Wie es angesichts dieser Umstände innerlich im mit 25,5 Millionen Euro Ablöse siebtteuersten Einkauf der BVB-Vereinsgeschichte aussieht, erfährt man nicht. Schulz hat darüber öffentlich noch nicht gesprochen.

"Wir wissen alle, was Nico für Qualitäten hat, welchen Fußball er schon gespielt hat und warum er dann auch zu Borussia Dortmund geholt wurde", sagte Rose im vergangenen Sommer. Immer wieder sah man ihn auf dem Trainingsplatz mit Schulz im Zwiegespräch, jedoch konnte auch der Coach Schulz nicht aus diesem ungesunden Kreislauf befreien.

So ist Schulz nur noch ein trauriges Abziehbild des Spielers, der mit vier Toren und 13 Vorlagen in 71 Pflichtspielen unter Julian Nagelsmann bei der TSG Hoffenheim seine beste Zeit als Fußballer hatte und sich dadurch in den Fokus der Borussia spielte. Im Kraichgau war Schulz Schienenspieler in einem System mit einer Dreierkette, was ihm deutlich mehr liegt, als klassischer Linksverteidiger in einem Vier-Mann-Verbund zu sein. In dieser Rolle kam er auf zahlreiche Aktionen im Mittelfeld, rannte die Außenbahn hoch und runter und brachte sein hohes Tempo sowie seine Dynamik im Umschaltspiel ein.

BVB mit schwacher Verhandlungsposition bei Nico Schulz

Die Hoffnung, dass der aktuelle Schulz in einem neuen Umfeld an diese Zeit anknüpfen kann, scheint innerhalb der Branche trotz der schwachen Verhandlungsposition der Dortmunder nicht überbordend groß zu sein. Mögliche interessierte Vereine wissen natürlich, dass der BVB am liebsten verkaufen möchte.

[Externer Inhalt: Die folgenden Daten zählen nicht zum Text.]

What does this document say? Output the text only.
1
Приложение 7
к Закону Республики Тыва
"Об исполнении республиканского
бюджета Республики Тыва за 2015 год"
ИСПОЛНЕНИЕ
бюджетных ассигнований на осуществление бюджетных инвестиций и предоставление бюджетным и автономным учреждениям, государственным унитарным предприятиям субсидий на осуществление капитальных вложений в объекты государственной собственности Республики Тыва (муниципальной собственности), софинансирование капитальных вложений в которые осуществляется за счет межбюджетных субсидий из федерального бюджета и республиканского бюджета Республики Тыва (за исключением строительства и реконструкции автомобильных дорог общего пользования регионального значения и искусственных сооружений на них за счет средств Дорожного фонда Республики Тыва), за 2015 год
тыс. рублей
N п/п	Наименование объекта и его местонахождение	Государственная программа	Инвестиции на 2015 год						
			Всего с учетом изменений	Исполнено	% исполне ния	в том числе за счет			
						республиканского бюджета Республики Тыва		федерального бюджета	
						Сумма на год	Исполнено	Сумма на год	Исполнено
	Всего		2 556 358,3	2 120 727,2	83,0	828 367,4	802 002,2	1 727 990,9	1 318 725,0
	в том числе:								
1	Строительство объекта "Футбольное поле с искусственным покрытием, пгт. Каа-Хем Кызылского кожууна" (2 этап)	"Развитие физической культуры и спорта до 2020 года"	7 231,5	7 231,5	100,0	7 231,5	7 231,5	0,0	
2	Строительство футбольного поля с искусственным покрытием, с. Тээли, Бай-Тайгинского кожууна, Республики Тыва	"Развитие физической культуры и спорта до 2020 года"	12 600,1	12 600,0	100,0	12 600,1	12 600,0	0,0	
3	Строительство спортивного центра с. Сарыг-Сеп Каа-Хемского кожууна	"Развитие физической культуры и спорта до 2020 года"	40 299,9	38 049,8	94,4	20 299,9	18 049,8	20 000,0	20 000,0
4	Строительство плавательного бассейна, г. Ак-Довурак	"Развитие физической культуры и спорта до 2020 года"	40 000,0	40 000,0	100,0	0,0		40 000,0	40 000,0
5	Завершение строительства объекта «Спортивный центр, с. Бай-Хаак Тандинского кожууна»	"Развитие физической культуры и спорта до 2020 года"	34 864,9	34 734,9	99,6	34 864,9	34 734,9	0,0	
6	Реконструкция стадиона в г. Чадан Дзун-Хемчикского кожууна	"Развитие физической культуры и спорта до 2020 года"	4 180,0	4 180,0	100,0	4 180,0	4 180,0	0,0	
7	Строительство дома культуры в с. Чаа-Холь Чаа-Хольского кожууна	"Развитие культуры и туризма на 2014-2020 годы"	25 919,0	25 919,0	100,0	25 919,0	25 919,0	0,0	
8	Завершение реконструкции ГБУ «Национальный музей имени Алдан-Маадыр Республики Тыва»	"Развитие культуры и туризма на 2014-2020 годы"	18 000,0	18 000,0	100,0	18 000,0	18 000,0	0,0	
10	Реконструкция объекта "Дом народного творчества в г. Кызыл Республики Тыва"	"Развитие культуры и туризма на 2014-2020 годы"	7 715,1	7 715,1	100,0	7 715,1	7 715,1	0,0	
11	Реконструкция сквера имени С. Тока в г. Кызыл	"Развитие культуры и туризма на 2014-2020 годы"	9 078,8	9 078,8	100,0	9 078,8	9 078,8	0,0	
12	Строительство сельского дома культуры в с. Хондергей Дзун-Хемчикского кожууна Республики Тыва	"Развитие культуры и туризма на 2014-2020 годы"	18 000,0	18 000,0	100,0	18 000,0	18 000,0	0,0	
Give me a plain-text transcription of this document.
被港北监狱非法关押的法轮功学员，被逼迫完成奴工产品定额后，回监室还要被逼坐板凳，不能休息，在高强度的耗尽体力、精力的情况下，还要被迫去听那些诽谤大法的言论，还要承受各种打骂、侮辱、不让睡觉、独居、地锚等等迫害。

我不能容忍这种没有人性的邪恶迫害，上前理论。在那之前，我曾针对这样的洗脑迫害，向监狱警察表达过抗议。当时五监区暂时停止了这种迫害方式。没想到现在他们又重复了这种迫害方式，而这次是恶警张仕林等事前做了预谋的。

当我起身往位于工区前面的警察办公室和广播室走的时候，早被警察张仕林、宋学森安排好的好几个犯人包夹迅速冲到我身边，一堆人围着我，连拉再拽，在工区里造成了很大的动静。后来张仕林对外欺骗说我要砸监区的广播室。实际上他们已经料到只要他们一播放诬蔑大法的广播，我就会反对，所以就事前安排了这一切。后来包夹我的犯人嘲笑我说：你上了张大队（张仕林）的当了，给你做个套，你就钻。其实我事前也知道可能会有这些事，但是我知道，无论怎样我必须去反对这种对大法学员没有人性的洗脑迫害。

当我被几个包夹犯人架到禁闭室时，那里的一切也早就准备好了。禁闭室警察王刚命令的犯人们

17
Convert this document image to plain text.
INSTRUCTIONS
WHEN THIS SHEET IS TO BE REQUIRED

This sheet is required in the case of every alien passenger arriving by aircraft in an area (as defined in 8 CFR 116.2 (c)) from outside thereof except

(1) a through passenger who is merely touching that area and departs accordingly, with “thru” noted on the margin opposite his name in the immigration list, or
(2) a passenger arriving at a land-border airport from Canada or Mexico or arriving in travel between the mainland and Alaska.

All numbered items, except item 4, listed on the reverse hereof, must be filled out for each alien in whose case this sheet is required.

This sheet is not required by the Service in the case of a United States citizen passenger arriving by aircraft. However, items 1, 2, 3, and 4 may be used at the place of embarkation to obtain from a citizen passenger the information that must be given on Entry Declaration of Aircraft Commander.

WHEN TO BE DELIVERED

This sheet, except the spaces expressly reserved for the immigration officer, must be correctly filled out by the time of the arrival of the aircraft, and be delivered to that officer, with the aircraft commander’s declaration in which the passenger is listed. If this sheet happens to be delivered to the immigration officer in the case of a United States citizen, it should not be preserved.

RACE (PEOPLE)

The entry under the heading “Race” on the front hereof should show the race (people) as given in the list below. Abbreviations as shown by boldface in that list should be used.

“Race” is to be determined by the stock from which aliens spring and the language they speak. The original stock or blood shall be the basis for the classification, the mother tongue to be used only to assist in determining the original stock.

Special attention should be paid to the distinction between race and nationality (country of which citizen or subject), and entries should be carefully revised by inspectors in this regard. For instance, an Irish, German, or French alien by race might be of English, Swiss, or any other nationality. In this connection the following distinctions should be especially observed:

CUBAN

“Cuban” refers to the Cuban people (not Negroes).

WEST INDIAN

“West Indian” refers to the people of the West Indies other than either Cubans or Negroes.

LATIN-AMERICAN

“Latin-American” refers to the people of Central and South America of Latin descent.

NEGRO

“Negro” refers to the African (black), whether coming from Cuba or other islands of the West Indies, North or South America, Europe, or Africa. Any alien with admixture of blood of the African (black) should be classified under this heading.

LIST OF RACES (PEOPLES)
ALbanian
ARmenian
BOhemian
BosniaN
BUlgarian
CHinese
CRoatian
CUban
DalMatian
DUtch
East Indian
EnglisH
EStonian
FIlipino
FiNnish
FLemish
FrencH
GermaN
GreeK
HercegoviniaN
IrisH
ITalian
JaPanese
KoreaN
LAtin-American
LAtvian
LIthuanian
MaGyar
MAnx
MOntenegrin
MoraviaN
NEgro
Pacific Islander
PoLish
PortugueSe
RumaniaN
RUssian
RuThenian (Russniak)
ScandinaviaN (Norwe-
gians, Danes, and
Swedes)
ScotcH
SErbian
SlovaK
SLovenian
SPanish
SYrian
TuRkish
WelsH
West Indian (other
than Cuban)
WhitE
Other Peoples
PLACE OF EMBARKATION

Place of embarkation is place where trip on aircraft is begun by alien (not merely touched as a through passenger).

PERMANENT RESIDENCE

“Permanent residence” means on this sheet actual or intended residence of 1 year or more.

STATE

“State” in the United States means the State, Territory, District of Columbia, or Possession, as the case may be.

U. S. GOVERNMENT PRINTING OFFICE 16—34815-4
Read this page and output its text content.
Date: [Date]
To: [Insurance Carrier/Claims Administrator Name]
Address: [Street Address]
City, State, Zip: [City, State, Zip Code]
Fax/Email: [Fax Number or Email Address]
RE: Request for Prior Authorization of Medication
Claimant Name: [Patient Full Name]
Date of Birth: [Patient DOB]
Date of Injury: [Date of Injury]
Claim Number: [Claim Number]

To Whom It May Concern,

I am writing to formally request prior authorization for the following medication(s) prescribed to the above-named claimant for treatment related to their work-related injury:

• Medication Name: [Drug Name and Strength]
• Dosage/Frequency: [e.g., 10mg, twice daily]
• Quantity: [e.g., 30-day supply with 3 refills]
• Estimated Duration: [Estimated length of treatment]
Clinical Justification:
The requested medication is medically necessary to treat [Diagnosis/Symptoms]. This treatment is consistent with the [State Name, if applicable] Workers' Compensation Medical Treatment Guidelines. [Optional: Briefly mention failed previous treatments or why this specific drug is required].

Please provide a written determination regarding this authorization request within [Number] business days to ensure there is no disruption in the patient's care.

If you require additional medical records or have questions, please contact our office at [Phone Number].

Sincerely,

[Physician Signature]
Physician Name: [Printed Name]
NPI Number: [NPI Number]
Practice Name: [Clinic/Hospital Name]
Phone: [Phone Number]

Sich auf eine Art Ramschpreis einzulassen und den finanziellen Verlust des ohnehin wenig lohnenswerten Investments weiter ansteigen zu lassen, kann wiederum nicht im Sinne der Borussia sein.

"Das sind Gerüchte", sagte Schulz' Berater Roger Wittmann im Februar der Bild, als zum Ende der Winter-Transferperiode in der Türkei ein angebliches Interesse von Fenerbahce die Runde machte. "Er spielt bei Borussia Dortmund. Das ist ein Top-Klub. Ich habe mit ihm nicht darüber geredet, sondern lese es nur in der Zeitung. Der Junge fühlt sich wohl in Dortmund und wird dortbleiben."

Am Ende müsste ein Angebot nicht nur den Verein, sondern vor allem Schulz überzeugen, um vorzeitig aus seinem üppig dotierten Vertrag auszusteigen. Für Dortmund eine mehr als vertrackte, für Schulz eine vermeintlich komfortable Situation. Nur in sportlicher Hinsicht nicht, denn Schulz benötigt dringend einen Neustart, sollte er gewillt sein, dem Sinkflug seiner Karriere entgegenzuwirken. Im Sommer folgt für beide Parteien ein nächster Versuch, der Dauerschleife zu entkommen.